Transcripts of the conversation in the plane's cockpit and communications between the pilot and the tower are still being made, and they have to be double-checked before some of their content is made public, Wang said.

Taiwanese law prohibits releasing the transcripts word for word, the council said, but it will summarize the findings for the public.

The summaries on what was found in the black boxes are expected to be provided on July 30 at the earliest, but Wang would not confirm a date.

"We don't have a timetable," he said after the council's first investigation meeting on Monday, which decided to set up nine groups to examine different aspects of the plane crash.

The areas to be covered include flight operations, maintenance, flight control, weather, and navigation, with the findings to be reviewed on a daily basis by the investigation team, the council said.
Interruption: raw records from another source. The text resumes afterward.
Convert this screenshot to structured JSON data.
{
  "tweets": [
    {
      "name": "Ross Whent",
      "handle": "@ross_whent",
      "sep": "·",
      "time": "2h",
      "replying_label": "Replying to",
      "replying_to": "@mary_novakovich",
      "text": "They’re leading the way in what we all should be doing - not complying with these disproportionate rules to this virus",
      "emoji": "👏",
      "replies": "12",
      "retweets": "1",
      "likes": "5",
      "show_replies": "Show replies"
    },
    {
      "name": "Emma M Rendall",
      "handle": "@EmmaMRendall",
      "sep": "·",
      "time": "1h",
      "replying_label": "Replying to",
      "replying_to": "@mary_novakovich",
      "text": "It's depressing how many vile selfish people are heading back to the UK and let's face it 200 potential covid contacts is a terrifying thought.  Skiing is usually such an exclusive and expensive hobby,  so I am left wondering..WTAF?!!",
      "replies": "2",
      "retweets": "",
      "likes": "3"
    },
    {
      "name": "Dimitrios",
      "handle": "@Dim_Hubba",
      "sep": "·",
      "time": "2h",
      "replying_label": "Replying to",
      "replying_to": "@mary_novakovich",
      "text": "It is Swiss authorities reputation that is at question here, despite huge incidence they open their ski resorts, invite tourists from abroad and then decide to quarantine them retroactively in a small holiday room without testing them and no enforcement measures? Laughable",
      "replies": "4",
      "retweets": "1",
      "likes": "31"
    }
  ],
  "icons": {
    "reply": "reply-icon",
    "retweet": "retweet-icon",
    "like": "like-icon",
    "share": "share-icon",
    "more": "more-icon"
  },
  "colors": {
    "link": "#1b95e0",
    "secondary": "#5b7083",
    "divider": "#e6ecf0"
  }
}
Foreign aviation experts will also participate in the process, it said.

A formal report on the accident will be presented to the International Civil Aviation Organization in three stages, with the first, to be completed in late August, covering initial findings on the crash, according to Wang.

Data and figures will be required within three to four months, followed by a complete report in one year, he said.

TransAsia flight GE 222, which took off from Kaohsiung on the evening of July 23, crashed in the outlying island of Penghu after aborting a landing in inclement weather and trying to fly a go-around, leaving 48 of the 58 people on board dead.